A friendly looking logo - a drawing of a house surrounded by the sun - adorns the brochure police have drafted to explain and promote the initiative, "Safe Homes." Photos of officers playing baseball with children and chatting with teenagers dot the pamphlet. Twice, police have taken calls from listeners on a black radio station in Roxbury.
By the time they start going door to door next month, police hope they will have reassured clergy, neighborhood leaders, and parents who still see the program as a way to violate the privacy of residents in neighborhoods with a large population of minority-group members and and immigrants.
"There is a big trust issue," said Deputy Superintendent Gary French, who will oversee the Safe Homes program. "I think a lot of people think there's going to be some kind of behind-the-scenes hook to this, and there really isn't. The reality of it is it's strictly a program aimed at getting guns out of the hands of juveniles."
Police plan to search for weapons in four Dorchester and Roxbury neighborhoods by late February or early March. Relying on the tips from schools, community organizations, and parents, they will look in the rooms of any children whose parents or guardians give consent to the search, French said. (The program does not apply to anyone over 18, because they are legally adults and parents can no longer give consent to a search of their rooms.)
Ten officers and a sergeant assigned to the city's schools have been trained to conduct the searches. Most of them speak a second tongue, Spanish or Cape Verdean Creole.
To further put residents at ease, officers will wear civilian clothes and try to look like office workers on casual Friday rather than FBI agents, French said. "They won't go in there in a three-piece suit."
Since announcing the initiative in November, police have held several community meetings about the program and developed an advisory council of religious and community leaders. They suggested that the brochures make clear that residents do not have to consent to the search, and they urged that ministers or social workers accompany police during searches, French said.
Some clergy members have apparently volunteered to accompany police on the searches because they are suspicious of their intent.
"My belief is there are ministers that will do it as part of their ministry because they want to make sure police don't overstep their boundaries," said the Rev. David Wright, executive director of the Black Ministerial Alliance, whose board has not decided whether to endorse the program. "And I think that's a valid point."
Other ministers are staying away from the searches. They fear that if they are with police when they find a gun that is connected to a homicide, residents will stop trusting them.
"I'm not going to go and help them get a gun, and then a kid gets arrested because there's a body on it," said the Rev. Shaun O. Harrison, a Dorchester minister. "There is my credibility going down the tubes."
Like many ministers, Harrison works with gang members and tries to persuade them to hand over their weapons anonymously. He knows they trust him because he will not turn them in.
Harrison has also lost a loved one to the violence: His nephew, Roderick Carter, 23, was fatally shot last month.

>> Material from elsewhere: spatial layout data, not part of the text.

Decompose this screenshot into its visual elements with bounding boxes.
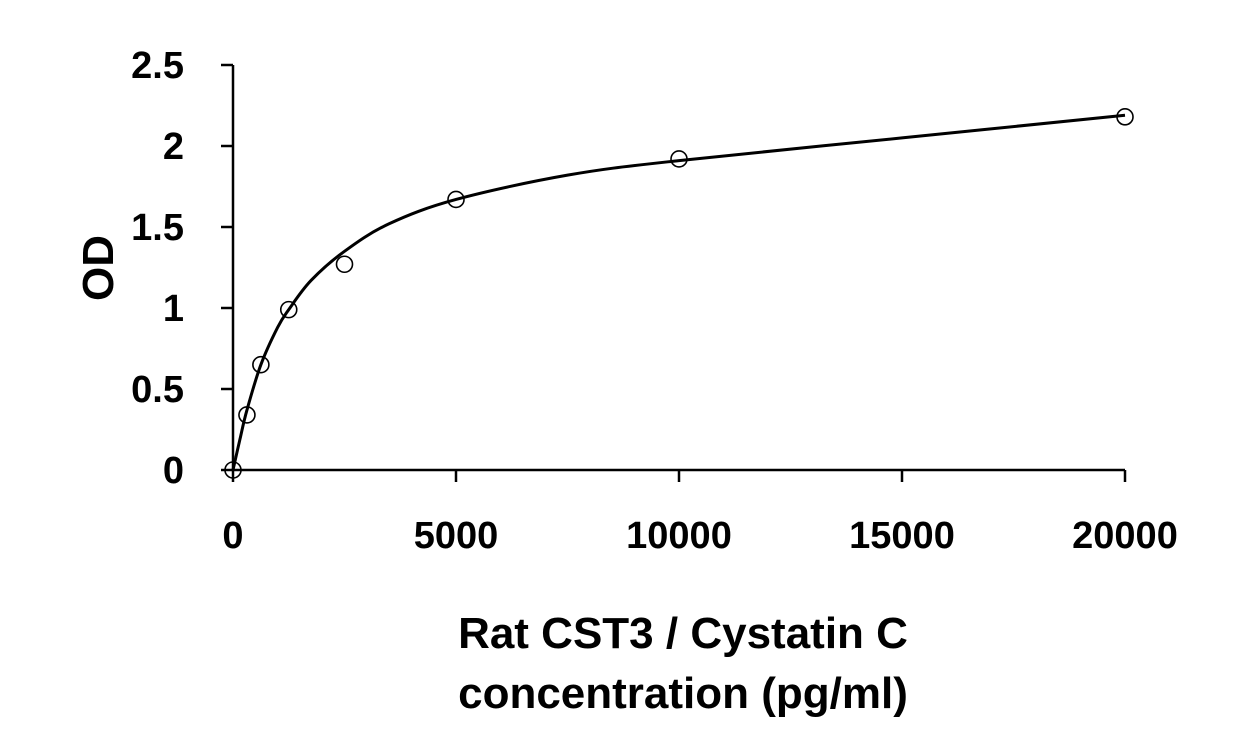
data-point — [224, 461, 242, 479]
data-point — [1116, 108, 1134, 126]
data-point — [335, 255, 354, 274]
plot-area: 0 0.5 1 1.5 2 2.5 0 5000 10000 15000 20000 — [131, 45, 1178, 557]
data-point — [670, 150, 688, 168]
x-tick-label: 5000 — [414, 515, 499, 557]
data-point — [279, 300, 298, 319]
y-tick-label: 2.5 — [131, 45, 184, 87]
y-axis-title: OD — [74, 235, 123, 301]
y-tick-label: 0.5 — [131, 369, 184, 411]
x-tick-label: 10000 — [626, 515, 732, 557]
x-tick-label: 15000 — [849, 515, 955, 557]
x-axis-title-line-1: Rat CST3 / Cystatin C — [458, 609, 908, 658]
x-tick-label: 20000 — [1072, 515, 1178, 557]
data-point — [447, 190, 465, 209]
data-point — [252, 355, 270, 374]
fit-curve-layer — [231, 113, 1126, 471]
x-tick-label: 0 — [222, 515, 243, 557]
fit-curve — [231, 113, 1126, 471]
data-point — [238, 406, 256, 424]
y-tick-label: 0 — [163, 450, 184, 492]
x-axis-title-line-2: concentration (pg/ml) — [458, 669, 908, 718]
x-axis-ticks: 0 5000 10000 15000 20000 — [222, 470, 1178, 557]
data-points-layer — [224, 108, 1134, 479]
y-tick-label: 2 — [163, 126, 184, 168]
y-axis-ticks: 0 0.5 1 1.5 2 2.5 — [131, 45, 233, 492]
y-tick-label: 1 — [163, 288, 184, 330]
y-tick-label: 1.5 — [131, 207, 184, 249]
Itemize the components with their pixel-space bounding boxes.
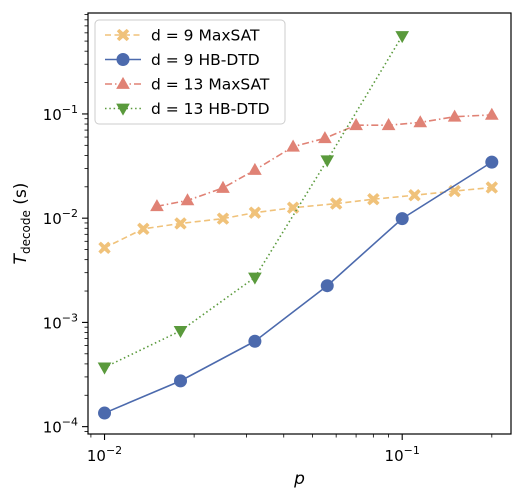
data-point: [98, 406, 112, 420]
series-2: [98, 155, 499, 420]
legend-label: d = 9 HB-DTD: [151, 51, 260, 69]
data-point: [367, 193, 380, 206]
data-point: [98, 241, 111, 254]
legend: d = 9 MaxSAT d = 9 HB-DTD d = 13 MaxSAT d =…: [94, 19, 286, 125]
y-tick-label: 10−4: [43, 416, 78, 437]
y-tick-label: 10−2: [43, 207, 78, 228]
data-point: [381, 118, 396, 131]
data-point: [174, 217, 187, 230]
data-point: [97, 362, 112, 375]
series-line: [104, 161, 493, 414]
legend-label: d = 13 HB-DTD: [151, 100, 270, 118]
legend-marker: [116, 53, 130, 66]
series-4: [97, 31, 410, 375]
data-point: [320, 155, 335, 168]
data-point: [216, 180, 230, 193]
data-point: [216, 212, 230, 225]
y-tick-label: 10−3: [43, 311, 78, 332]
data-point: [248, 334, 262, 348]
data-point: [395, 31, 410, 44]
data-point: [329, 197, 343, 210]
legend-entry: d = 9 MaxSAT: [105, 27, 260, 45]
x-tick-label: 10−2: [87, 444, 122, 465]
series-3: [150, 107, 499, 212]
legend-box: [94, 19, 286, 125]
data-point: [408, 189, 421, 202]
data-point: [395, 212, 409, 226]
legend-marker: [116, 103, 130, 116]
legend-entry: d = 13 HB-DTD: [105, 100, 270, 118]
series-1: [98, 181, 498, 254]
data-point: [447, 109, 462, 122]
data-point: [180, 193, 195, 206]
legend-label: d = 9 MaxSAT: [151, 27, 260, 45]
data-point: [485, 181, 498, 194]
data-point: [485, 155, 499, 169]
data-point: [320, 279, 334, 293]
data-point: [173, 325, 188, 338]
data-point: [150, 199, 164, 212]
data-point: [248, 162, 262, 175]
data-point: [286, 139, 300, 152]
y-axis-label: Tdecode (s): [11, 183, 33, 265]
legend-entry: d = 13 MaxSAT: [105, 76, 270, 94]
x-axis: 10−2 10−1: [87, 434, 493, 465]
series-line: [104, 35, 403, 369]
y-axis: 10−4 10−3 10−2 10−1: [43, 14, 88, 437]
x-axis-label: p: [293, 469, 305, 489]
series-line: [156, 114, 492, 208]
y-tick-label: 10−1: [43, 103, 78, 124]
data-point: [248, 272, 262, 285]
data-point: [349, 118, 363, 131]
data-point: [484, 107, 499, 120]
legend-marker: [116, 76, 130, 89]
data-point: [174, 374, 188, 388]
legend-entry: d = 9 HB-DTD: [105, 51, 260, 69]
data-point: [248, 206, 262, 219]
legend-label: d = 13 MaxSAT: [151, 76, 270, 94]
series-layer: [97, 31, 499, 420]
data-point: [413, 115, 428, 128]
data-point: [137, 222, 150, 236]
legend-marker: [116, 28, 130, 42]
data-point: [318, 131, 332, 144]
x-tick-label: 10−1: [385, 444, 420, 465]
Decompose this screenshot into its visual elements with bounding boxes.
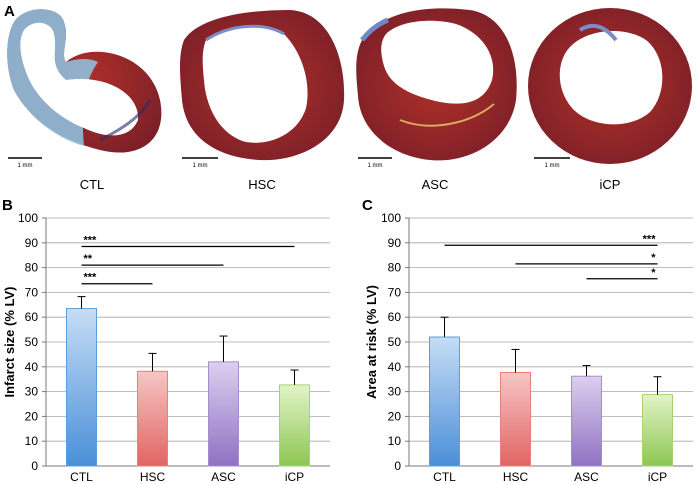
significance-label: *** [84, 235, 98, 247]
y-tick-label: 70 [388, 285, 402, 299]
x-tick-label: iCP [648, 470, 667, 484]
y-tick-label: 90 [25, 236, 39, 250]
scale-bar-icp: 1 mm [534, 157, 570, 169]
x-tick-label: HSC [503, 470, 529, 484]
x-tick-label: ASC [211, 470, 236, 484]
error-bars [440, 316, 662, 395]
significance-label: * [651, 267, 656, 279]
bar-icp [642, 394, 673, 467]
caption-ctl: CTL [80, 177, 105, 192]
scale-bar-asc: 1 mm [358, 157, 392, 169]
significance-label: *** [84, 272, 98, 284]
bar-asc [208, 361, 239, 467]
bars [429, 336, 673, 467]
heart-section-asc [356, 8, 517, 161]
y-axis-label: Infarct size (% LV) [2, 286, 17, 397]
heart-section-hsc [180, 10, 345, 161]
y-tick-label: 50 [388, 335, 402, 349]
error-bars [77, 296, 299, 385]
caption-asc: ASC [422, 177, 449, 192]
y-tick-label: 40 [388, 360, 402, 374]
bar-asc [571, 375, 602, 467]
y-tick-label: 80 [388, 261, 402, 275]
scale-bar-label: 1 mm [545, 163, 560, 169]
significance-label: ** [84, 253, 93, 265]
y-tick-label: 100 [381, 211, 401, 225]
bar-hsc [137, 370, 168, 467]
panel-c-label: C [362, 197, 373, 214]
y-tick-labels: 0 10 20 30 40 50 60 70 80 90 100 [381, 211, 401, 473]
scale-bar-label: 1 mm [368, 163, 383, 169]
panel-b-label: B [2, 197, 13, 214]
y-tick-label: 40 [25, 360, 39, 374]
caption-hsc: HSC [248, 177, 275, 192]
scale-bar-ctl: 1 mm [8, 157, 42, 169]
panel-b-chart: B 0 10 20 30 40 50 60 70 80 90 100 Infarct size (%… [2, 197, 330, 484]
y-tick-label: 20 [388, 409, 402, 423]
significance-label: *** [643, 233, 657, 245]
x-tick-label: CTL [433, 470, 456, 484]
significance-brackets: ***** [444, 233, 658, 280]
bars [66, 308, 310, 467]
caption-icp: iCP [600, 177, 621, 192]
y-tick-label: 0 [394, 459, 401, 473]
y-tick-label: 60 [25, 310, 39, 324]
y-tick-label: 0 [31, 459, 38, 473]
y-tick-label: 90 [388, 236, 402, 250]
panel-a: A 1 mm CTL 1 mm HSC [4, 3, 692, 192]
x-tick-label: ASC [574, 470, 599, 484]
x-tick-label: HSC [140, 470, 166, 484]
x-tick-label: CTL [70, 470, 93, 484]
panel-c-chart: C 0 10 20 30 40 50 60 70 80 90 100 Area at risk (%… [362, 197, 693, 484]
significance-label: * [651, 252, 656, 264]
y-axis-label: Area at risk (% LV) [364, 285, 379, 399]
significance-brackets: ******** [81, 235, 295, 285]
y-tick-label: 60 [388, 310, 402, 324]
bar-hsc [500, 372, 531, 467]
y-tick-label: 30 [25, 385, 39, 399]
y-tick-label: 70 [25, 285, 39, 299]
y-tick-label: 10 [388, 434, 402, 448]
y-tick-label: 30 [388, 385, 402, 399]
scale-bar-hsc: 1 mm [182, 157, 218, 169]
y-tick-label: 80 [25, 261, 39, 275]
bar-ctl [429, 336, 460, 467]
y-tick-label: 100 [18, 211, 38, 225]
scale-bar-label: 1 mm [18, 163, 33, 169]
heart-section-icp [528, 8, 692, 164]
scale-bar-label: 1 mm [193, 163, 208, 169]
panel-a-label: A [4, 3, 15, 20]
x-tick-label: iCP [285, 470, 304, 484]
y-tick-label: 50 [25, 335, 39, 349]
x-tick-labels: CTL HSC ASC iCP [433, 470, 667, 484]
heart-section-ctl [7, 9, 162, 153]
y-tick-labels: 0 10 20 30 40 50 60 70 80 90 100 [18, 211, 38, 473]
y-tick-label: 20 [25, 409, 39, 423]
x-tick-labels: CTL HSC ASC iCP [70, 470, 304, 484]
y-tick-label: 10 [25, 434, 39, 448]
bar-ctl [66, 308, 97, 467]
bar-icp [279, 384, 310, 467]
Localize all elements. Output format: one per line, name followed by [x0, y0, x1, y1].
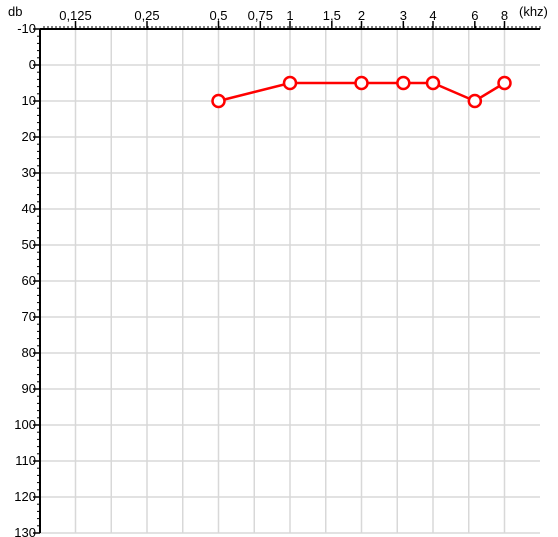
y-tick-label: 70	[22, 309, 36, 324]
data-point	[467, 93, 483, 109]
y-tick-label: 90	[22, 381, 36, 396]
y-tick-label: -10	[17, 21, 36, 36]
y-tick-label: 30	[22, 165, 36, 180]
y-tick-label: 50	[22, 237, 36, 252]
x-tick-label: 2	[358, 8, 365, 23]
x-tick-label: 3	[400, 8, 407, 23]
y-tick-label: 130	[14, 525, 36, 537]
y-tick-label: 120	[14, 489, 36, 504]
y-axis-ticks: -10 0 10 20 30 40 50 60 70 80 90 100 110 120 130	[14, 21, 40, 537]
y-axis-label: db	[8, 4, 22, 19]
y-tick-label: 100	[14, 417, 36, 432]
axes	[37, 26, 541, 534]
x-tick-label: 8	[501, 8, 508, 23]
y-tick-label: 10	[22, 93, 36, 108]
x-tick-label: 6	[471, 8, 478, 23]
data-point	[282, 75, 298, 91]
y-tick-label: 20	[22, 129, 36, 144]
y-tick-label: 60	[22, 273, 36, 288]
data-point	[354, 75, 369, 91]
data-point	[396, 75, 411, 91]
x-tick-label: 1,5	[323, 8, 341, 23]
data-point	[425, 75, 441, 91]
y-tick-label: 80	[22, 345, 36, 360]
x-tick-label: 4	[429, 8, 436, 23]
y-tick-label: 110	[15, 453, 36, 468]
x-axis-ticks: 0,125 0,25 0,5 0,75 1 1,5 2 3 4 6 8	[59, 8, 508, 29]
y-tick-label: 40	[22, 201, 36, 216]
grid	[40, 29, 540, 534]
x-tick-label: 1	[286, 8, 293, 23]
series	[211, 75, 512, 109]
data-point	[497, 75, 512, 91]
x-tick-label: 0,125	[59, 8, 92, 23]
x-axis-label: (khz)	[519, 4, 548, 19]
data-point	[211, 93, 226, 109]
x-tick-label: 0,5	[209, 8, 227, 23]
x-tick-label: 0,75	[248, 8, 273, 23]
y-tick-label: 0	[29, 57, 36, 72]
x-tick-label: 0,25	[134, 8, 159, 23]
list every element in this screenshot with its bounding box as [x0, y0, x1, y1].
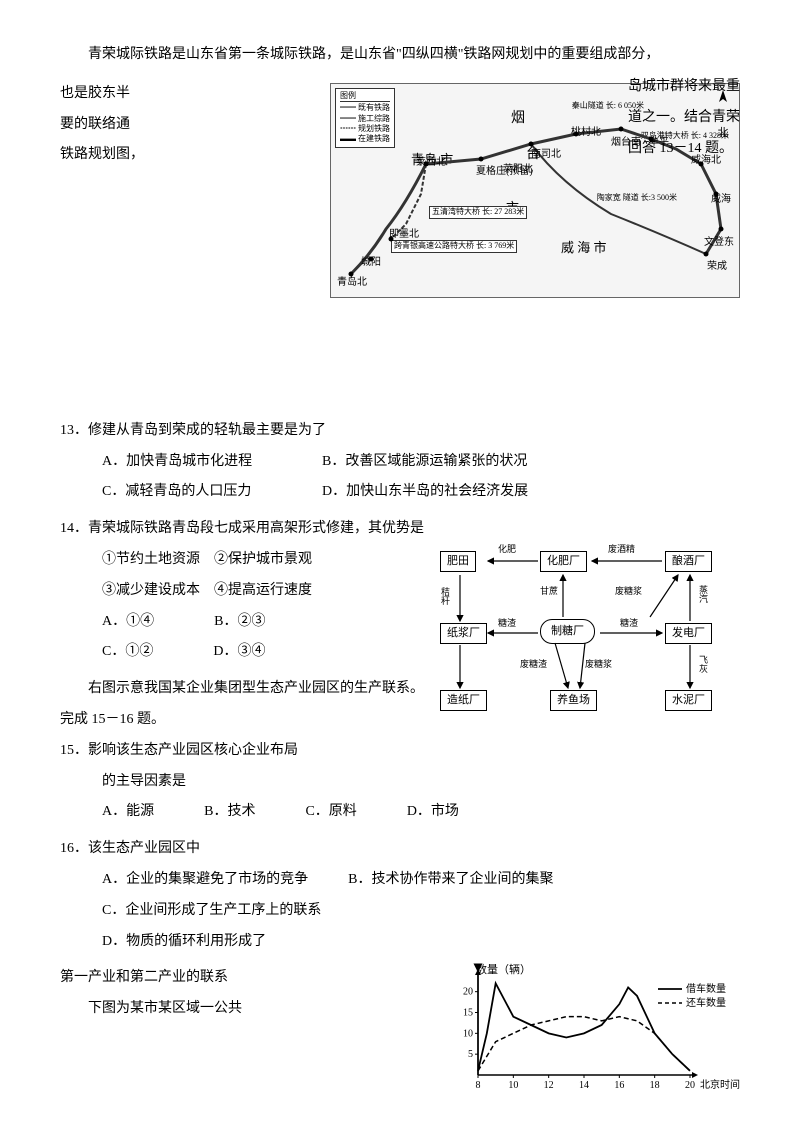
q14-optC: C．①② [102, 637, 153, 668]
svg-text:14: 14 [579, 1080, 589, 1091]
intro-line1: 青荣城际铁路是山东省第一条城际铁路，是山东省"四纵四横"铁路网规划中的重要组成部… [88, 47, 659, 62]
industry-diagram: 肥田 化肥厂 酿酒厂 纸浆厂 制糖厂 发电厂 造纸厂 养鱼场 水泥厂 化肥 废酒… [440, 545, 740, 715]
intro-paragraph: 青荣城际铁路是山东省第一条城际铁路，是山东省"四纵四横"铁路网规划中的重要组成部… [60, 40, 740, 71]
svg-text:5: 5 [468, 1050, 473, 1061]
svg-text:北京时间: 北京时间 [700, 1078, 740, 1091]
svg-text:20: 20 [463, 987, 473, 998]
svg-text:16: 16 [614, 1080, 624, 1091]
svg-text:15: 15 [463, 1008, 473, 1019]
q15-optA: A．能源 [102, 797, 154, 828]
q15-optD: D．市场 [407, 797, 459, 828]
q14-stem: 14．青荣城际铁路青岛段七成采用高架形式修建，其优势是 [60, 514, 740, 545]
question-15: 15．影响该生态产业园区核心企业布局 的主导因素是 A．能源 B．技术 C．原料… [60, 736, 740, 828]
q13-optA: A．加快青岛城市化进程 [102, 447, 282, 478]
q13-stem: 13．修建从青岛到荣成的轻轨最主要是为了 [60, 416, 740, 447]
svg-text:20: 20 [685, 1080, 695, 1091]
svg-text:10: 10 [508, 1080, 518, 1091]
q16-optA: A．企业的集聚避免了市场的竞争 [102, 865, 308, 896]
q14-optB: B．②③ [214, 607, 265, 638]
q13-optB: B．改善区域能源运输紧张的状况 [322, 447, 527, 478]
question-13: 13．修建从青岛到荣成的轻轨最主要是为了 A．加快青岛城市化进程 B．改善区域能… [60, 416, 740, 508]
svg-text:借车数量: 借车数量 [686, 982, 726, 995]
svg-text:10: 10 [463, 1029, 473, 1040]
q14-optD: D．③④ [213, 637, 265, 668]
svg-text:12: 12 [544, 1080, 554, 1091]
q16-optB: B．技术协作带来了企业间的集聚 [348, 865, 553, 896]
q13-optC: C．减轻青岛的人口压力 [102, 477, 282, 508]
question-16: 16．该生态产业园区中 A．企业的集聚避免了市场的竞争 B．技术协作带来了企业间… [60, 834, 740, 957]
q15-optB: B．技术 [204, 797, 255, 828]
svg-text:8: 8 [476, 1080, 481, 1091]
q15-stem: 15．影响该生态产业园区核心企业布局 [60, 736, 740, 767]
q15-optC: C．原料 [305, 797, 356, 828]
q16-stem: 16．该生态产业园区中 [60, 834, 740, 865]
svg-text:还车数量: 还车数量 [686, 996, 726, 1009]
chart-svg: 51015208101214161820数量（辆）北京时间借车数量还车数量 [440, 963, 740, 1093]
svg-text:18: 18 [650, 1080, 660, 1091]
q14-optA: A．①④ [102, 607, 154, 638]
q13-optD: D．加快山东半岛的社会经济发展 [322, 477, 528, 508]
question-14: 14．青荣城际铁路青岛段七成采用高架形式修建，其优势是 肥田 化肥厂 酿酒厂 纸… [60, 514, 740, 668]
q16-optC: C．企业间形成了生产工序上的联系 [60, 896, 740, 927]
svg-text:数量（辆）: 数量（辆） [476, 962, 531, 976]
bike-chart: 51015208101214161820数量（辆）北京时间借车数量还车数量 [440, 963, 740, 1093]
q16-optD: D．物质的循环利用形成了 [60, 927, 740, 958]
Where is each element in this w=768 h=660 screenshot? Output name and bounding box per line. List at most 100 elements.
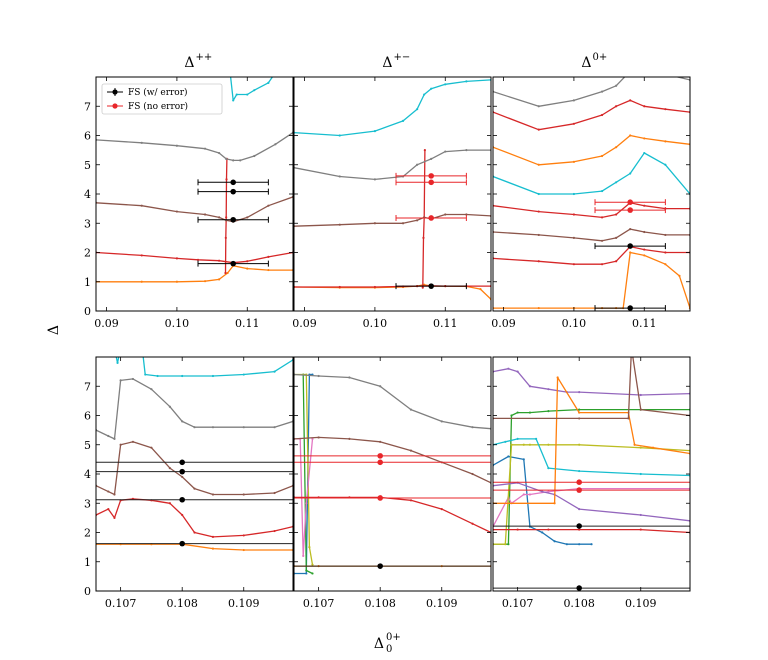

"I'm conflicted about this thing here," Harrison said. "I know they're trying to do everything they can to get guns off the street. I commend them for that, but I don't think that's the way." French said police will test all the guns to see if they were used in shootings. But he said he doubts any child would be arrested as a result of the search, even if police found a gun that turned out to be a murder weapon.
"If I stopped you today and you have a gun, that doesn't suggest that you had that firearm two months ago," he said. "It doesn't put you at the scene of a crime. . . . If we don't have any information that ties you to the earlier crime, that investigation is going to go nowhere."
Wright said it is possible that a child could be storing a gun for a gang member - a friend, a relative - and would be beaten if police took the gun. But French said that possibility was remote.
"There are a thousand what ifs with this program," French said. "I don't see us running into a lot of situations where we run into some of the worst-case scenarios that are being put out there."
French has found converts. He won over M.C. Spice, host of "The Big Morning Thing" at Touch 106.1 FM, when he spoke about the program on the show.
"I was so against it," said M.C. Spice, program director of the station, located in Grove Hall. "But the fact that he came in here and he was a person - he wasn't in there with direct orders: 'Hey we're the Gestapo and we're going to go in.' He said his point with passion and conviction. He cared about the youth."